Evet, kesinlikle… Aslında Âkif de hiçbir vakit, eğitimi, vakitle yerle sınırlamamıştır. Vaktinin aydını olarak, bulunduğu ortamlarda, bazen öğretici bazen de hatırlatıcı kimliğiyle var olmuştur. Böylelikle de, karşısındaki beşere, yanlışını fark etmesi için, imkân tanımıştır. Yani az evvel de dediğim üzere, onu rencide etmeden, doğruya davet etmiştir. Az evvel anlattığım olay, Âkif’in eğitimci kimliği hakkında fikir veren, iyi bir örnek. Benim için Âkif’in, bu manada gerçek bir rol model olduğunu ve çabalarımın bu istikamette olduğunu söyleyebilirim. Alışılmış, ne kadarını başarabilirim, bilemiyorum… Bu ortada unutmadan, çok değerli bir şeyden daha bahsetmek istiyorum. Âkif’in beni çok etkileyen bir yanı da; çok kıymetli fakat üzerinde çok az konuşulmuş kimi değerli kavramlar üzerinden yaptığı ve bugün de geçerliliğini koruyan tespitleridir. Mesela der ki; “İyilik mefhumu bizde aksidir, müspet değildir. Meselâ bir adam iyidir, dediğimiz vakit, şunu yapmaz, bunu yapmaz, kimseye bir kötülükte bulunmaz manasını kastederiz. Yoksa şunu yapar, bunu yapar, şöyle iyiliklerde bulunur manasını düşünmeyiz”. Bu kelamları, az evvelki eğitimci duruşunun da bir özeti aslında. Âkif, hareket insanı. Yalnızca kelamla yetirmiyor. Bana dokunmayan yılan bin yıl yaşasın, demiyor. Bilakis, herkesi sorumluluk almaya davet ediyor. ‘Salt iyilik’ diye bir şey olmadığını söylüyor. Yeterliliğin, aksiyonla buluşmuş halinden kelam edilmesi gerektiğini söylüyor. Bir insanın ne yapmadığı kadar ne yaptığı da kıymetlidir, diyor. Kimseye kötülük etmemek elbette hoş. Ve bunu, esasen olmazsa olmazımız olarak görmemiz lazım. Kıymetli olan az evvel de dediğim üzere, ne yapmadığımız değil, ne yaptığımız. Yani kaç beşere hayrımızın dokunduğu, kaç beşere iyilik ettiğimizdir. Bu çok değerli bir tespit… Ve günümüz insanı için, çok kıymetli bir çağrı…

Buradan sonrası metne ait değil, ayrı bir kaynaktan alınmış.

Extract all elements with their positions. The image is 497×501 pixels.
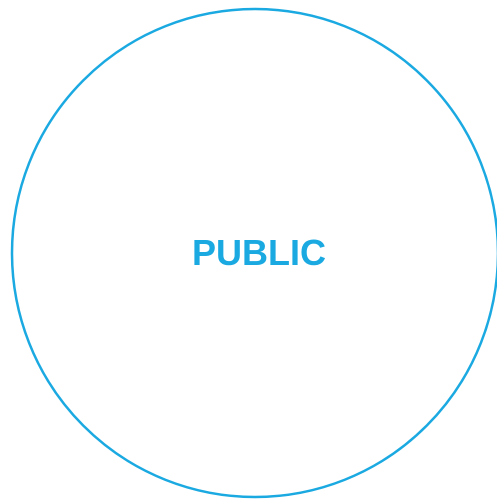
- circle-label: PUBLIC: [192, 232, 326, 273]
- public-circle: [10, 7, 497, 499]
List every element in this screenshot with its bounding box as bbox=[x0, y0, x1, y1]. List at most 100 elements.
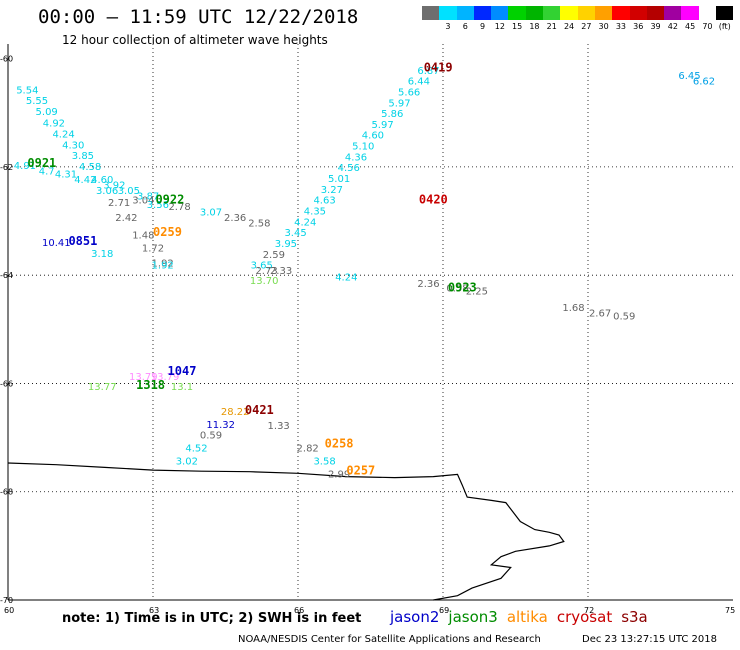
wave-height-label: 2.59 bbox=[263, 250, 285, 261]
wave-height-label: 1.72 bbox=[142, 243, 164, 254]
wave-height-label: 4.30 bbox=[62, 140, 84, 151]
legend-item-jason2: jason2 bbox=[390, 608, 440, 626]
colorbar-swatch bbox=[525, 6, 544, 20]
colorbar-label: 18 bbox=[529, 22, 540, 31]
coastline bbox=[7, 462, 565, 601]
wave-height-label: 3.02 bbox=[176, 457, 198, 468]
wave-height-label: 2.73 bbox=[255, 266, 277, 277]
wave-height-label: 3.65 bbox=[251, 261, 273, 272]
colorbar-label: 27 bbox=[581, 22, 592, 31]
lon-tick-label: 66 bbox=[294, 606, 304, 615]
wave-height-label: 2.58 bbox=[248, 218, 270, 229]
wave-height-label: 2.67 bbox=[589, 308, 611, 319]
wave-height-label: 1.48 bbox=[132, 230, 154, 241]
colorbar-swatch bbox=[698, 6, 717, 20]
lat-tick-label: -68 bbox=[0, 488, 13, 497]
wave-height-label: 28.22 bbox=[221, 407, 250, 418]
colorbar-swatch bbox=[422, 6, 440, 20]
wave-height-label: 5.97 bbox=[371, 120, 393, 131]
wave-height-label: 3.45 bbox=[284, 228, 306, 239]
colorbar-swatch bbox=[629, 6, 647, 20]
wave-height-label: 4.60 bbox=[91, 175, 113, 186]
wave-height-label: 6.87 bbox=[417, 66, 439, 77]
colorbar-label: 39 bbox=[650, 22, 661, 31]
wave-height-label: 0.58 bbox=[446, 283, 468, 294]
wave-height-label: 6.62 bbox=[693, 77, 715, 88]
wave-height-label: 0.59 bbox=[200, 431, 222, 442]
colorbar-label: 12 bbox=[494, 22, 505, 31]
wave-height-label: 3.04 bbox=[132, 196, 154, 207]
wave-height-label: 3.85 bbox=[72, 151, 94, 162]
wave-height-label: 2.82 bbox=[297, 444, 319, 455]
wave-height-label: 13.70 bbox=[250, 276, 279, 287]
wave-height-label: 5.66 bbox=[398, 87, 420, 98]
page-subtitle: 12 hour collection of altimeter wave hei… bbox=[62, 33, 328, 47]
colorbar-label: (ft) bbox=[718, 22, 731, 31]
lon-tick-label: 63 bbox=[149, 606, 159, 615]
colorbar-swatch bbox=[612, 6, 630, 20]
colorbar-swatch bbox=[664, 6, 682, 20]
wave-height-label: 2.36 bbox=[417, 279, 439, 290]
pass-time-label: 1318 bbox=[136, 378, 165, 392]
wave-height-label: 5.01 bbox=[328, 174, 350, 185]
wave-height-label: 4.92 bbox=[43, 118, 65, 129]
legend-item-cryosat: cryosat bbox=[556, 608, 613, 626]
lon-tick-label: 69 bbox=[439, 606, 449, 615]
colorbar-label: 15 bbox=[512, 22, 523, 31]
wave-height-label: 1.92 bbox=[152, 259, 174, 270]
legend-item-altika: altika bbox=[506, 608, 548, 626]
lon-tick-label: 72 bbox=[584, 606, 594, 615]
colorbar-swatch bbox=[456, 6, 474, 20]
pass-time-label: 0420 bbox=[419, 193, 448, 207]
wave-height-label: 5.10 bbox=[352, 142, 374, 153]
wave-height-label: 13.79 bbox=[151, 372, 180, 383]
wave-height-label: 5.54 bbox=[16, 85, 38, 96]
pass-time-label: 0258 bbox=[325, 436, 354, 450]
wave-height-label: 10.41 bbox=[42, 238, 71, 249]
lon-tick-label: 75 bbox=[725, 606, 735, 615]
colorbar-label: 6 bbox=[462, 22, 468, 31]
wave-height-label: 2.42 bbox=[115, 213, 137, 224]
wave-height-label: 3.56 bbox=[147, 200, 169, 211]
lat-tick-label: -60 bbox=[0, 55, 13, 64]
wave-height-label: 1.33 bbox=[268, 421, 290, 432]
colorbar-swatch bbox=[473, 6, 492, 20]
lat-tick-label: -66 bbox=[0, 379, 13, 388]
pass-time-label: 0923 bbox=[448, 280, 477, 294]
wave-height-label: 2.36 bbox=[224, 213, 246, 224]
colorbar-label: 70 bbox=[702, 22, 713, 31]
wave-height-label: 3.18 bbox=[91, 249, 113, 260]
wave-height-label: 4.7 bbox=[39, 166, 55, 177]
wave-height-label: 2.99 bbox=[328, 470, 350, 481]
wave-height-label: 4.24 bbox=[335, 273, 357, 284]
colorbar-label: 36 bbox=[633, 22, 644, 31]
wave-height-label: 13.77 bbox=[88, 382, 117, 393]
wave-height-label: 5.55 bbox=[26, 96, 48, 107]
colorbar bbox=[422, 6, 734, 20]
colorbar-label: 21 bbox=[546, 22, 557, 31]
wave-height-label: 4.31 bbox=[55, 170, 77, 181]
wave-height-label: 6.45 bbox=[678, 71, 700, 82]
colorbar-swatch bbox=[508, 6, 526, 20]
generated-timestamp: Dec 23 13:27:15 UTC 2018 bbox=[582, 634, 717, 645]
wave-height-label: 2.33 bbox=[270, 266, 292, 277]
wave-height-label: 13.1 bbox=[171, 382, 193, 393]
colorbar-label: 45 bbox=[685, 22, 696, 31]
wave-height-label: 3.58 bbox=[313, 457, 335, 468]
pass-time-label: 0419 bbox=[424, 61, 453, 75]
lat-tick-label: -62 bbox=[0, 163, 13, 172]
colorbar-label: 9 bbox=[480, 22, 486, 31]
colorbar-labels: 3 6 9 12 15 18 21 24 27 30 33 36 39 42 45 70 (ft) bbox=[422, 22, 740, 34]
lat-tick-label: -64 bbox=[0, 271, 13, 280]
colorbar-label: 30 bbox=[598, 22, 609, 31]
legend-item-s3a: s3a bbox=[621, 608, 648, 626]
colorbar-swatch bbox=[594, 6, 613, 20]
pass-time-label: 0922 bbox=[155, 193, 184, 207]
wave-height-label: 5.86 bbox=[381, 109, 403, 120]
colorbar-swatch bbox=[716, 6, 734, 20]
colorbar-label: 3 bbox=[445, 22, 451, 31]
wave-height-label: 4.42 bbox=[74, 175, 96, 186]
colorbar-swatch bbox=[560, 6, 578, 20]
colorbar-label: 42 bbox=[667, 22, 678, 31]
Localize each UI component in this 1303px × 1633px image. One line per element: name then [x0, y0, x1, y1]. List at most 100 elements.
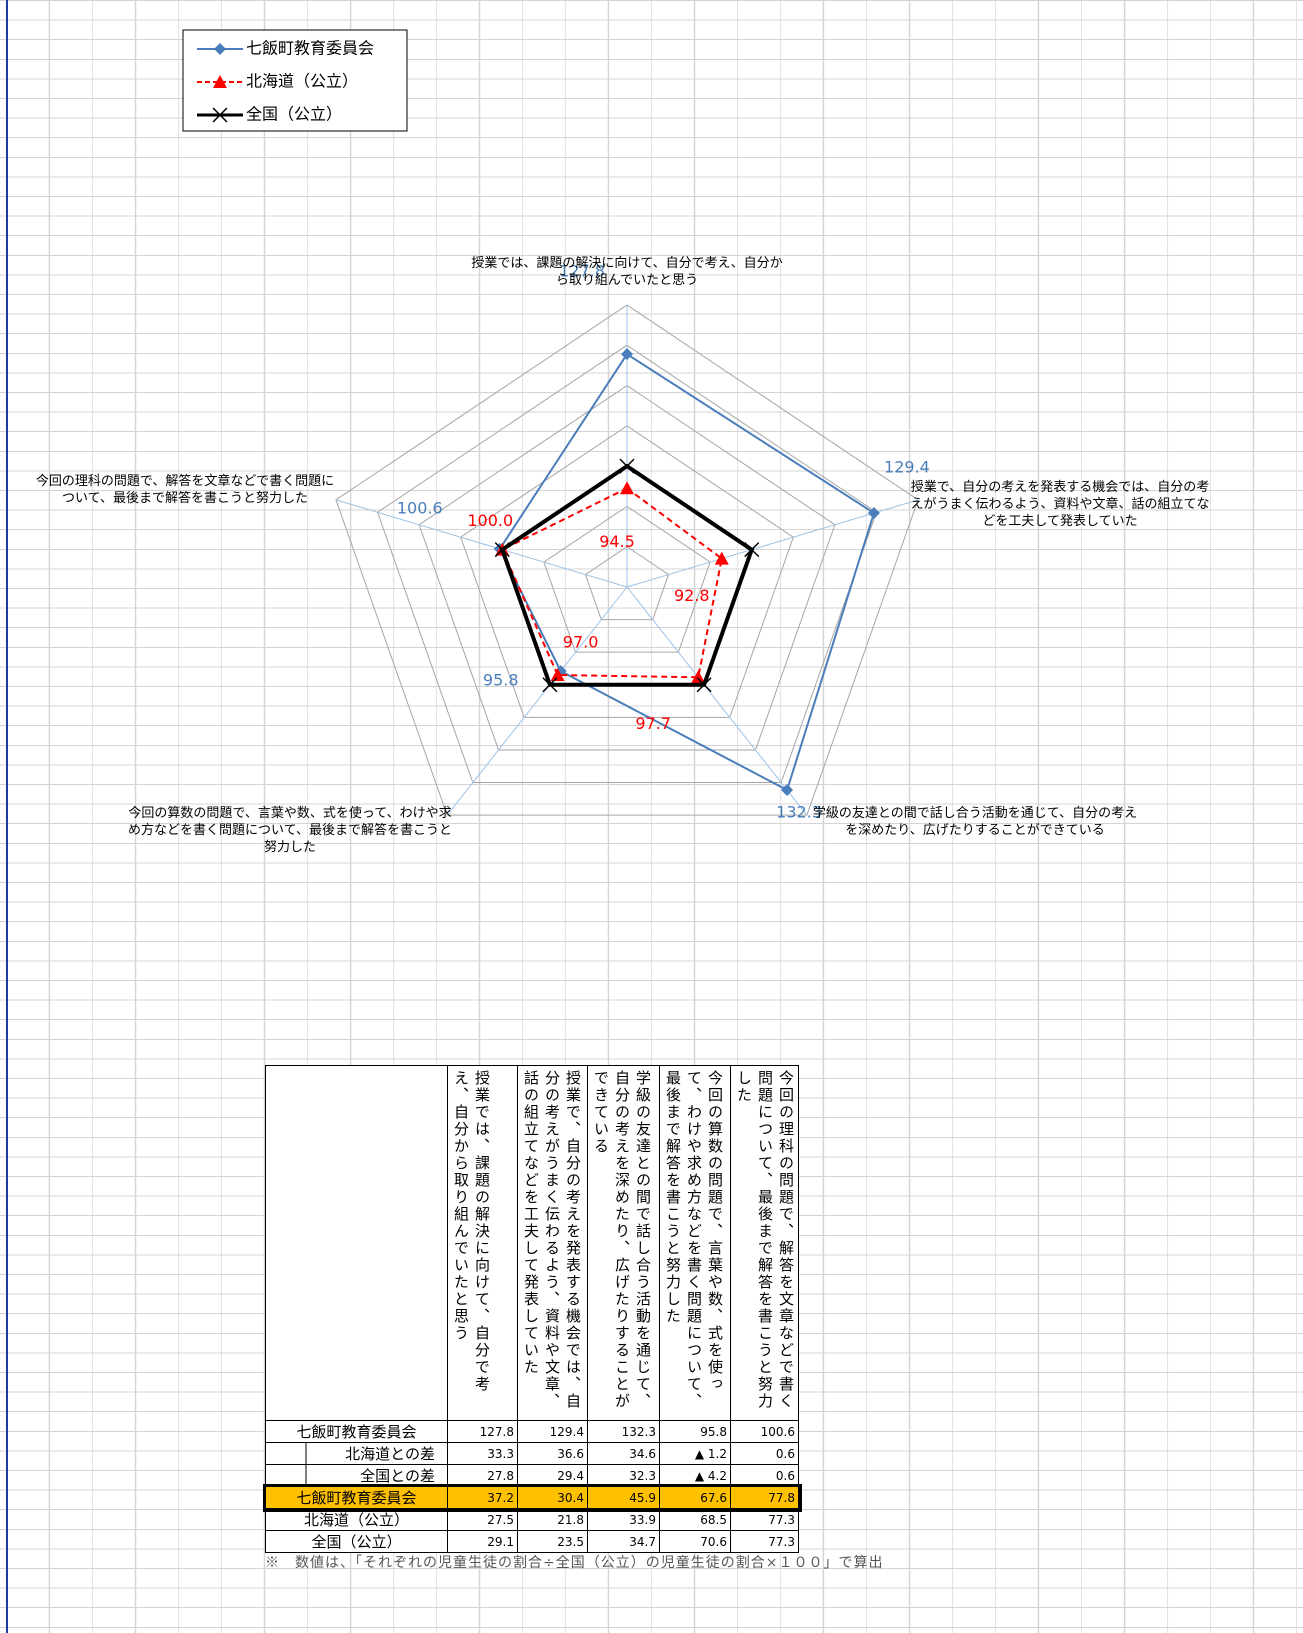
- marker: [620, 481, 634, 495]
- data-label: 127.8: [559, 262, 605, 281]
- axis-label: 授業で、自分の考えを発表する機会では、自分の考えがうまく伝わるよう、資料や文章、…: [910, 480, 1210, 529]
- grid-ring: [376, 344, 878, 784]
- header-text: 授業で、自分の考えを発表する機会では、自分の考えがうまく伝わるよう、資料や文章、…: [522, 1070, 582, 1410]
- cell: 32.3: [587, 1464, 660, 1487]
- table-row: 全国（公立） 29.1 23.5 34.7 70.6 77.3: [265, 1530, 799, 1553]
- marker: [714, 551, 729, 565]
- cell: 70.6: [659, 1530, 731, 1553]
- marker: [494, 542, 510, 558]
- spoke: [446, 586, 628, 816]
- data-label: 97.7: [635, 714, 671, 733]
- marker: [619, 458, 635, 474]
- spoke: [335, 499, 628, 588]
- legend-label: 全国（公立）: [246, 105, 342, 124]
- cell: 33.3: [447, 1442, 518, 1465]
- row-label: 七飯町教育委員会: [265, 1486, 448, 1509]
- row-label-text: 北海道（公立）: [303, 1511, 409, 1529]
- cell: 36.6: [517, 1442, 588, 1465]
- cell: 34.7: [587, 1530, 660, 1553]
- header-row: 授業では、課題の解決に向けて、自分で考え、自分から取り組んでいたと思う 授業で、自…: [265, 1065, 799, 1421]
- marker: [691, 670, 706, 684]
- header-cell: 授業では、課題の解決に向けて、自分で考え、自分から取り組んでいたと思う: [447, 1065, 518, 1421]
- cell: 127.8: [447, 1420, 518, 1443]
- cell: 29.4: [517, 1464, 588, 1487]
- row-label: 北海道（公立）: [265, 1508, 448, 1531]
- axis-label: 今回の理科の問題で、解答を文章などで書く問題について、最後まで解答を書こうと努力…: [35, 474, 335, 506]
- row-label-text: 七飯町教育委員会: [296, 1489, 417, 1507]
- cell: ▲ 4.2: [659, 1464, 731, 1487]
- table-row: 七飯町教育委員会 37.2 30.4 45.9 67.6 77.8: [262, 1483, 802, 1512]
- grid-ring: [584, 546, 670, 621]
- header-text: 今回の理科の問題で、解答を文章などで書く問題について、最後まで解答を書こうと努力…: [735, 1070, 795, 1410]
- cell: 0.6: [730, 1442, 799, 1465]
- table: 授業では、課題の解決に向けて、自分で考え、自分から取り組んでいたと思う 授業で、自…: [262, 1065, 802, 1553]
- header-cell: 学級の友達との間で話し合う活動を通じて、自分の考えを深めたり、広げたりすることが…: [587, 1065, 660, 1421]
- legend-label: 七飯町教育委員会: [246, 39, 374, 58]
- grid-ring: [460, 425, 794, 718]
- axis-label: 学級の友達との間で話し合う活動を通じて、自分の考えを深めたり、広げたりすることが…: [812, 806, 1138, 838]
- cell: 23.5: [517, 1530, 588, 1553]
- data-label: 97.0: [563, 632, 599, 651]
- row-label: 北海道との差: [265, 1442, 448, 1465]
- marker: [781, 784, 794, 797]
- header-cell: 今回の理科の問題で、解答を文章などで書く問題について、最後まで解答を書こうと努力…: [730, 1065, 799, 1421]
- data-label: 94.5: [599, 532, 635, 551]
- cell: 45.9: [587, 1486, 660, 1509]
- row-label-text: 全国との差: [360, 1467, 435, 1485]
- row-label-text: 全国（公立）: [311, 1533, 402, 1551]
- header-text: 授業では、課題の解決に向けて、自分で考え、自分から取り組んでいたと思う: [452, 1070, 491, 1393]
- row-label-text: 北海道との差: [345, 1445, 435, 1463]
- marker: [621, 348, 633, 361]
- marker: [744, 542, 760, 558]
- table-row: 全国との差 27.8 29.4 32.3 ▲ 4.2 0.6: [265, 1464, 799, 1487]
- table-row: 北海道（公立） 27.5 21.8 33.9 68.5 77.3: [265, 1508, 799, 1531]
- header-cell: 今回の算数の問題で、言葉や数、式を使って、わけや求め方などを書く問題について、最…: [659, 1065, 731, 1421]
- cell: 0.6: [730, 1464, 799, 1487]
- row-label: 七飯町教育委員会: [265, 1420, 448, 1443]
- grid-ring: [335, 304, 919, 816]
- axis-label: 授業では、課題の解決に向けて、自分で考え、自分から取り組んでいたと思う: [471, 256, 783, 288]
- data-label: 132.3: [776, 803, 822, 822]
- header-cell: [265, 1065, 448, 1421]
- row-label-text: 七飯町教育委員会: [296, 1423, 417, 1441]
- marker: [214, 43, 226, 55]
- axis-label: 今回の算数の問題で、言葉や数、式を使って、わけや求め方などを書く問題について、最…: [128, 806, 452, 855]
- cell: 27.8: [447, 1464, 518, 1487]
- cell: 132.3: [587, 1420, 660, 1443]
- cell: 95.8: [659, 1420, 731, 1443]
- cell: 67.6: [659, 1486, 731, 1509]
- marker: [696, 677, 712, 693]
- data-label: 100.6: [397, 498, 443, 517]
- cell: 68.5: [659, 1508, 731, 1531]
- footnote: ※ 数値は、「それぞれの児童生徒の割合÷全国（公立）の児童生徒の割合×１００」で…: [265, 1555, 884, 1571]
- header-text: 今回の算数の問題で、言葉や数、式を使って、わけや求め方などを書く問題について、最…: [664, 1070, 724, 1410]
- cell: 34.6: [587, 1442, 660, 1465]
- header-cell: 授業で、自分の考えを発表する機会では、自分の考えがうまく伝わるよう、資料や文章、…: [517, 1065, 588, 1421]
- legend-label: 北海道（公立）: [246, 72, 358, 91]
- cell: 129.4: [517, 1420, 588, 1443]
- row-label: 全国（公立）: [265, 1530, 448, 1553]
- cell: 21.8: [517, 1508, 588, 1531]
- table-row: 七飯町教育委員会 127.8 129.4 132.3 95.8 100.6: [265, 1420, 799, 1443]
- cell: 37.2: [447, 1486, 518, 1509]
- spoke: [626, 586, 808, 816]
- series-line: [498, 352, 876, 792]
- cell: 77.3: [730, 1508, 799, 1531]
- cell: 100.6: [730, 1420, 799, 1443]
- row-label: 全国との差: [265, 1464, 448, 1487]
- cell: ▲ 1.2: [659, 1442, 731, 1465]
- data-label: 100.0: [467, 511, 513, 530]
- cell: 30.4: [517, 1486, 588, 1509]
- cell: 27.5: [447, 1508, 518, 1531]
- header-text: 学級の友達との間で話し合う活動を通じて、自分の考えを深めたり、広げたりすることが…: [592, 1070, 652, 1410]
- data-label: 92.8: [674, 586, 710, 605]
- table-row: 北海道との差 33.3 36.6 34.6 ▲ 1.2 0.6: [265, 1442, 799, 1465]
- cell: 33.9: [587, 1508, 660, 1531]
- marker: [550, 667, 565, 681]
- grid-ring: [418, 384, 836, 751]
- data-label: 129.4: [884, 458, 930, 477]
- marker: [213, 75, 227, 88]
- grid-ring: [543, 505, 711, 653]
- cell: 77.8: [730, 1486, 799, 1509]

– İstiklal Marşı’nın Kabulünün 100. Yılı kapsamında, M. Âkif Ersoy’un hayatını anlatan ‘AKİF’ isimli bir sinema yapıldı. Bu sinemanın danışmanlarından biri olarak, bize neler söylemek istersiniz?

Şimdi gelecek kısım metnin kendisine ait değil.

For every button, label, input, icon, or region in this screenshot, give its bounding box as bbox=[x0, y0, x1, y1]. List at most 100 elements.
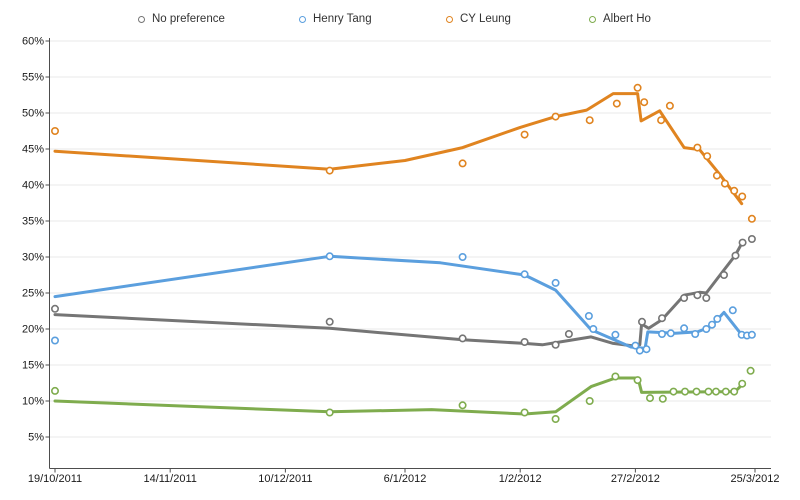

2021 yılı milletimiz için çok kıymetli bir yıl. Sizin de söylediğiniz üzere, İstiklal Marşımızın kabulünün 100. Yılı (12 Mart 1921). Akif bir birinci olmasına karşın, son derece başarılı bir çalışma. Aslında sinema için, bir seyahat öyküsü diyebilirim. Zira Akif’in, 1920’de, oğlu Emin’i de yanına alarak çıktığı, o büyük seyahati, vatana hizmet seyahatini anlatıyor. Biz de sineması izlerken bu seyahate eşlik edecek ve o günleri, kurtuluş savaşının manevi önderi Akif’in gözüyle görme ayrılacağını yaşayacağız.